One good thing is that Adobe ended support for Adobe Flash on 31 December 2020. At least this should reduce the number of cases of Mac malware disguised as the Flash Player arriving on the Mac.
Do Macs need antivirus?
Having just demonstrat that there is a the risk pose by Mac malware you might be thinking. That it’s clear that Macs need antivirus, but that’s not necessarily the case.
Apple goes to great lengths to protect you from malware by making it almost impossible. For you to download it in the first place, let alone install it.
For example, Apple has anti-malware protection known as XProtect built into into macOS that inspects every app for malware. Apple also has Gatekeeper, a feature of macOS that checks that any app you attempt. To open or install has come from a certified developer.
Thanks to these features, before you can install an app, your Mac will check it against a list of malware, and even if there is no reason for concern it will not make it easy for you to open an application from a developer that it hasn’t approved.
In the next section we’ll run through all of these macOS specific features. That should keep you safe from Mac malware. But keep on reading to find out why they may not be enough.
How Apple protects Macs from viruses
Macs are generally safer than PCs, but with the threat to the Mac growing due to. The increasing popularity of the platform (both with consumers and with those who wish to target Mac users). Apple has had to build in protections to macOS and the Mac hardware itself.
In this section we will look at the inbuilt protections in macOS and will establish whether they are enough. Or if you should also install antivirus software on your Mac.
How XProtect works
The Mac’s malware scanning tool, XProtect, works invisibly and automatically in the background and requires no user configuration. Apple has a list of malicious applications that it checks against when you open downloaded applications. XProtect is regularly update by Apple, and it updates in the background, so you should always be protect.
This is similar to having antivirus software from a third party software developer running on your Mac. With the bonus of being written into the operating system and therefore it doesn’t hamper the speed of your Mac.
If you download and try to open files contaminated with malware. You may see an explicit warning that the files will “damage your computer”. Along with a reference to type of malware. In that case you should delete the file immediately.
This is great news for Mac users, but is it enough? How does XProtect compare to the antivirus solutions out there? Well, XProtect may not be as up to date as some of the solutions. And it doesn’t look for as many strains of malware as the third-party solutions do. Read our round up of the Best Mac Antivirus Apps.
How Gatekeeper works
Thanks to Gatekeeper, macOS blocks download software that hasn’t been digitally sign – a process in which Apple approves the developer. This leads to the familiar error message when you try to use or install unsigned software: “[this app] can’t be opened because it is from an unidentified developer.”

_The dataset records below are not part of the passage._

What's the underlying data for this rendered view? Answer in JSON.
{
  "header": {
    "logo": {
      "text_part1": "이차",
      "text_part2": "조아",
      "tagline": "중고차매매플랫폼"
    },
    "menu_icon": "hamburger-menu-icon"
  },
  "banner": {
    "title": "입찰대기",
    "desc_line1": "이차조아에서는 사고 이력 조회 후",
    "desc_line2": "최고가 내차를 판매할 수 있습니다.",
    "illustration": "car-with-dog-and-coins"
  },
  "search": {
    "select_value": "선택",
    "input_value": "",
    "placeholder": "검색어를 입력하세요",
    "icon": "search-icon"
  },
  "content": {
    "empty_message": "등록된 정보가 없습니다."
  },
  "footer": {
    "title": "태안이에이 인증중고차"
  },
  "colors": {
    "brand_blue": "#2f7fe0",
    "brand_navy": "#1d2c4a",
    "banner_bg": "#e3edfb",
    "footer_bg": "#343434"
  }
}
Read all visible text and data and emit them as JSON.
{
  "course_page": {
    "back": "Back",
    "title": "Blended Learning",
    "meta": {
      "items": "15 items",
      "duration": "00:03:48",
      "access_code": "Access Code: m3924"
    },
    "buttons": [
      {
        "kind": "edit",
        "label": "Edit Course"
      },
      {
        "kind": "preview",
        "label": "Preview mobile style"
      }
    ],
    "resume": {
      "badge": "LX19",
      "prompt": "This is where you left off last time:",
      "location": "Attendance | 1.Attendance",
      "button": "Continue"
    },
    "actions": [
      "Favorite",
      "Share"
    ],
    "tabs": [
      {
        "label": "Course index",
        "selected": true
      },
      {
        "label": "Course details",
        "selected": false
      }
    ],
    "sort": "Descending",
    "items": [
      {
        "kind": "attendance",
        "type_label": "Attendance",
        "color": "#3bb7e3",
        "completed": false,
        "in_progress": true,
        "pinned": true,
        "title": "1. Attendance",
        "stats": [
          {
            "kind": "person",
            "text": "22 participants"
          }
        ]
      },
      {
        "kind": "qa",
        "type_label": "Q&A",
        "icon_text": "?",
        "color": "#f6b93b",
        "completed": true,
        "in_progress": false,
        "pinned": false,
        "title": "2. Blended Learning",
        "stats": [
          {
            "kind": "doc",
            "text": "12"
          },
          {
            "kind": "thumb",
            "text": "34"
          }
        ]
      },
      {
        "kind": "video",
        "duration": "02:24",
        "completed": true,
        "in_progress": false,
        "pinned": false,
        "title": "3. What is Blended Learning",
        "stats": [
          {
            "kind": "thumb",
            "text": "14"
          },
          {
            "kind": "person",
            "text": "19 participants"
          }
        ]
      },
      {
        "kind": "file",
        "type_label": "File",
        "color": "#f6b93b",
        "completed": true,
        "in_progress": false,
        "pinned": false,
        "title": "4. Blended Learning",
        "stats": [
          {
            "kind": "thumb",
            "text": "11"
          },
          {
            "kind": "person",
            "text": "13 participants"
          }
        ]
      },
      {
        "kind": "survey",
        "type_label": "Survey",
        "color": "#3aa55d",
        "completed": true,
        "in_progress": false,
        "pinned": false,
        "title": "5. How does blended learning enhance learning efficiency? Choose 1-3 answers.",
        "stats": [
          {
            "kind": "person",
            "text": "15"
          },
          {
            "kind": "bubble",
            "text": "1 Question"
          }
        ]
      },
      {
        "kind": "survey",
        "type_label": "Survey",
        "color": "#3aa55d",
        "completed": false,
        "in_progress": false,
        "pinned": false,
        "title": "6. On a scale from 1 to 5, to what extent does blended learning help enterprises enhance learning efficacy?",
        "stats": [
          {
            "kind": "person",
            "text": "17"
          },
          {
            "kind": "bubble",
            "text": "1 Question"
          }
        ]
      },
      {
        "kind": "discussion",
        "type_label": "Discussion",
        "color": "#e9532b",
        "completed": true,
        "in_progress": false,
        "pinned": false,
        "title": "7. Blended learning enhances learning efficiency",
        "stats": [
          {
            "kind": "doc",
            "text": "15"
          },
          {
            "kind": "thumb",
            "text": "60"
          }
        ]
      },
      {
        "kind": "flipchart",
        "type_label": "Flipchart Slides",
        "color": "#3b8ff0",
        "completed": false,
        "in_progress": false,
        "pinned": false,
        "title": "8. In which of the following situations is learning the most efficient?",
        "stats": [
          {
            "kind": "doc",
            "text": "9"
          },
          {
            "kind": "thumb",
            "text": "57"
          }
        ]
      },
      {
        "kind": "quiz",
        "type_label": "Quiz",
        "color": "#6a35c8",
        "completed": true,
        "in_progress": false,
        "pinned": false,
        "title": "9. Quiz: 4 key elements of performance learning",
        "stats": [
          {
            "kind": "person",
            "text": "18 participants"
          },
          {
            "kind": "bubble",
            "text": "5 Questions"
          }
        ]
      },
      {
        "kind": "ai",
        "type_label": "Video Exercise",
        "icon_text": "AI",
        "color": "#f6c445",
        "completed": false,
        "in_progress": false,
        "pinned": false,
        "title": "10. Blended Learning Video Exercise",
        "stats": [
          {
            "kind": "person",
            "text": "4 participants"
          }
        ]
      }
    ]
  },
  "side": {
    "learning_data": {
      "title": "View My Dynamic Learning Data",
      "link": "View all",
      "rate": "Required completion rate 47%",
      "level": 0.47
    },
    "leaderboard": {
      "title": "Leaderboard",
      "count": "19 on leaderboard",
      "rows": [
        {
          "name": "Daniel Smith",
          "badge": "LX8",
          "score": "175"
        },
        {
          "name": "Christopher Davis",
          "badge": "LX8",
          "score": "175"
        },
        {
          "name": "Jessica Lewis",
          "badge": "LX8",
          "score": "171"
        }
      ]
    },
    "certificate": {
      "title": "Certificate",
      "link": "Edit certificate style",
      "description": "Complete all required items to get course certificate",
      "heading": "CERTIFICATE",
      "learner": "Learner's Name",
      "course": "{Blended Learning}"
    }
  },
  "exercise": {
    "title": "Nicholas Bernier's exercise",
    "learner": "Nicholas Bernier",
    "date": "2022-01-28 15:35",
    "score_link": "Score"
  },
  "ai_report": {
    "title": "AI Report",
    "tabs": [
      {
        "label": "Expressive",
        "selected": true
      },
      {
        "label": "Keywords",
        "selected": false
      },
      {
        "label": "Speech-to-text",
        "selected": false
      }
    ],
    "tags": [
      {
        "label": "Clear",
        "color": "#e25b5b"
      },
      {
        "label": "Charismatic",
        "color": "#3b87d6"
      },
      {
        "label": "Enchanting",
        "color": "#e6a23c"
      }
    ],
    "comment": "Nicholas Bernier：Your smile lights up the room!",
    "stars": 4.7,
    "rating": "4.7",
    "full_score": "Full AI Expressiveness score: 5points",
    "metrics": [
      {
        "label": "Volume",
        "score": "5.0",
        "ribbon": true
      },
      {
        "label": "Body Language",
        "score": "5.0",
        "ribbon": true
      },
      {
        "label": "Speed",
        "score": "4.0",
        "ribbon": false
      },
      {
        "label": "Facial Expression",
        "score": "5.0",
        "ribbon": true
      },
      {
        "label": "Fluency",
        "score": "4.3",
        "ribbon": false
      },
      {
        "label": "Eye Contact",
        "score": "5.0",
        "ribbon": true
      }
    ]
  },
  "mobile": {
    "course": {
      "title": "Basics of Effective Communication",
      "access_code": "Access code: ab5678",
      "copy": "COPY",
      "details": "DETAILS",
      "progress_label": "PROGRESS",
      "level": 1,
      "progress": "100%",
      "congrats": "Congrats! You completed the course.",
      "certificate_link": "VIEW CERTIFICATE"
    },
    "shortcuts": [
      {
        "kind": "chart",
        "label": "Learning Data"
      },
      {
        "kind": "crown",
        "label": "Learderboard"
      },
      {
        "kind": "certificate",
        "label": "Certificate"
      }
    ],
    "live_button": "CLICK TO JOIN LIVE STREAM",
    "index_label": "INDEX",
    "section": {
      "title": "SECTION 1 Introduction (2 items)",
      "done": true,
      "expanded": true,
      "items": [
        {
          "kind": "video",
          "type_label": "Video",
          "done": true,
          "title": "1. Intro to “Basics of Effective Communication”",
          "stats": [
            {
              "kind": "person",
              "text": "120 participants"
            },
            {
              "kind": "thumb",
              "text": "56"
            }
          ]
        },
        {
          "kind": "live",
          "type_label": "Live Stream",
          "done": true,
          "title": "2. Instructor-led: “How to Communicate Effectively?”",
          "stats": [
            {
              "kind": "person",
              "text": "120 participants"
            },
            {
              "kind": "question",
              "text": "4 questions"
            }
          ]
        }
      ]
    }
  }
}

GateKeeper can protect you by only installing software downloaded from the Mac App Store. Or you can set it to allow you to install software from the web – but from verified developers.
One change to Gatekeeper that arrived in macOS Catalina includes software being check for malware. And other issues every time it runs, rather than just the first time you install it.
You can adjust these settings via the Security & Privacy section of System Preferences:
- In Security & Privacy select the General tab
- Choose from the options underneath Allow Applications Downloaded From.
- Choose App Store or App Store and Identified Developers.